Every year, there are natural disasters and emergencies in the nation. Whether it’s California wildfires, hurricanes in Georgia and Florida, volcanic eruptions in Hawaii, floods in Nebraska and Oregon, or, most recently a global pandemic, Congress has pumped out trillions of dollars in disaster relief to states, putting the nation even further in debt and increasing annual budget deficits.
With the massive $5 trillion response to the COVID-19 pandemic, the nation's debt has sky-rocketted to $28.1 trillion as of April 2021. The budget deficit is projected to be $2.3 trillion in the current fiscal year. This is 16 percent of the nation’s economy (or gross domestic product, GDP). To give some perspective, the previous record for highest deficit since World War II had been after the 2008 financial crisis, and that was nine percent of GDP.
As NTU has noted before, increase debt causes many problems:
Interest eats up more productive uses for federal revenue: According to [nonpartisan Congressional Budget Office, or] CBO, the federal government’s interest payments on the debt will nearly double over the next decade, rising from $338 billion in FY 2020 to $664 billion in FY 2030. As policymakers continue to pass laws that raise spending, reduce revenues, raise deficits, and/or raise the debt level, mandatory interest payments will eat up a larger and larger portion of the annual revenues coming into the federal government. The more the government needs to devote to interest payments, the less it has for growing mandatory spending needs and rising discretionary spending demands. It will also reduce policymakers’ slack to respond to disasters (like hurricanes, wildfires, and tornadoes) and public health crises (like COVID-19).
Growing debt reduces economic output: As CBO put it all the way back in 2013, “[i]ncreased borrowing by the federal government would eventually reduce private investment in productive capital, because the portion of total savings used to buy government securities would not be available to finance private investment. The result would be a smaller stock of capital and lower output and income in the long run than would otherwise be the case.” More recent analysis has confirmed these concerns are still relevant.

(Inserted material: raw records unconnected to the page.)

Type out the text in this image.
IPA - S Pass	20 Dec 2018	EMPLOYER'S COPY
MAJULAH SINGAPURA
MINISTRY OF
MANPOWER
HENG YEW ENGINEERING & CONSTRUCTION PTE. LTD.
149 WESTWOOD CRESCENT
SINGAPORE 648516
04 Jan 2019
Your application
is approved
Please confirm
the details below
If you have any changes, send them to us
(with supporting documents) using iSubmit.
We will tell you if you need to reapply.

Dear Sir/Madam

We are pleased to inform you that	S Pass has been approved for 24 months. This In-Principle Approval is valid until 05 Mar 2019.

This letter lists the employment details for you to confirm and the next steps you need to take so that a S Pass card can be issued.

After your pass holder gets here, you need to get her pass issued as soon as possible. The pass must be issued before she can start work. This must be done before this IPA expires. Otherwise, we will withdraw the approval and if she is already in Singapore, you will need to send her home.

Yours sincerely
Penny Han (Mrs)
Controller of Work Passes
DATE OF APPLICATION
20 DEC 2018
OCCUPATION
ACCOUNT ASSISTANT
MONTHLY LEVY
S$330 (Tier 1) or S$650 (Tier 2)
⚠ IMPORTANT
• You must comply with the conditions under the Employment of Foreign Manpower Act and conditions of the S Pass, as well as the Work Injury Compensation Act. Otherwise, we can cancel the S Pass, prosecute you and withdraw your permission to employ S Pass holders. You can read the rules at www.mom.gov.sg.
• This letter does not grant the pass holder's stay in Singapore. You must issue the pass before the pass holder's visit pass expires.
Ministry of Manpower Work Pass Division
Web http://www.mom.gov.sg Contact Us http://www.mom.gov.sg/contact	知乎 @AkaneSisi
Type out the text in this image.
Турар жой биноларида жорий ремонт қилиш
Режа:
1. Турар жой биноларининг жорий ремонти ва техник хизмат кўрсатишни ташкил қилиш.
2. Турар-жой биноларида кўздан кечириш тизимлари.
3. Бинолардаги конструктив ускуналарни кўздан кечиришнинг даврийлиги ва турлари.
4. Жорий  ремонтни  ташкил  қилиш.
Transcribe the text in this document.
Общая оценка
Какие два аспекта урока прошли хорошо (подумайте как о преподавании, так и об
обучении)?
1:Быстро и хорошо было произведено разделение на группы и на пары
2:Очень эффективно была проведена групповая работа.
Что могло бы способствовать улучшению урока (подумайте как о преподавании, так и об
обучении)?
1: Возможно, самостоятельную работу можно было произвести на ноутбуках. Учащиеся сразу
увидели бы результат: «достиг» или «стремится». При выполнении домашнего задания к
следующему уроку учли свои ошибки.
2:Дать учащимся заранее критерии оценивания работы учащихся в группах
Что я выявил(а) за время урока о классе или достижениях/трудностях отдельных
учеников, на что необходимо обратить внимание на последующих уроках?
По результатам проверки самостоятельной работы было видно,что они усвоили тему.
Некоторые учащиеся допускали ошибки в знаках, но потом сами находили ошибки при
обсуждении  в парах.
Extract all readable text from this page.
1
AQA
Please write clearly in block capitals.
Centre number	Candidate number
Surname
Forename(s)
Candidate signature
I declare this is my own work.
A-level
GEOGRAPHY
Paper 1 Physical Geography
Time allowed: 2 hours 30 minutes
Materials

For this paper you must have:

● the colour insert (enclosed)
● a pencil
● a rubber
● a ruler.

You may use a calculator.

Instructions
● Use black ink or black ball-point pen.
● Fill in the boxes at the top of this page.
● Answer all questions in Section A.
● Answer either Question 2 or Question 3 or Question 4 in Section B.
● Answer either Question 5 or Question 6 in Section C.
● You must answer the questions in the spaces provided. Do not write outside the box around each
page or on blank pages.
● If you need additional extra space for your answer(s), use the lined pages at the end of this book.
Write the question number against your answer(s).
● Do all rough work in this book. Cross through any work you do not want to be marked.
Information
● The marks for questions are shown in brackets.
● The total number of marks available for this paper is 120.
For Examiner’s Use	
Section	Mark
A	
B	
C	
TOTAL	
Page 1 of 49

The debt is a national security threat: Military and national security experts like former Director of National Intelligence Dan Coats and former Joint Chiefs of Staff Chairman Admiral Mike Mullen agree: the debt is a national security threat in both the short and the long term. As Admiral Mullen put it in 2011: “...I think the [worse] situation that we are in as a country fiscally, the likelihood of the resources made available for national security requirements continue to go down is very high.”
In the past ten years, Congress has spent $460 billion on disaster relief (not including COVID spending). As Congress pumps more and more dollars into disaster relief, which is often very much needed, they should also consider starting a federal Rainy Day Fund, putting money into that Fund ahead of time so that when, not if, another disaster comes, the country is financially ready for it. Most states already have Rainy Day Funds.
Fortunately, Sen. Mike Braun (R-IN) just proposed a bill to start a Federal Rainy Day Fund. This bill would put the nation in a much better financial position to deal with disasters and emergencies in the future. It would also spur a discussion on what counts as emergency spending. In past COVID relief bills and proposals, there were plenty of provisions that had little to do with the emergency at hand. Just one example is the $86 billion in the American Rescue Plan that went to bail out failing multiemployer pension plans.
The bill proposed by Sen. Braun would more clearly define what constitutes a federal emergency and use that to establish parameters on emergency spending. Sen. Braun’s bill would be funded by devoting two percent of the amount of the previous year’s non-emergency discretionary spending to the Rainy Day Fund, and would also require the fund to be used completely before turning to other sources.
It is time for Congress to set up the Rainy Day Fund Sen. Braun proposed, so as to try and dig our nation out of the debt associated with disasters that occur in the U.S. and better prepare our country for future disaster relief needs.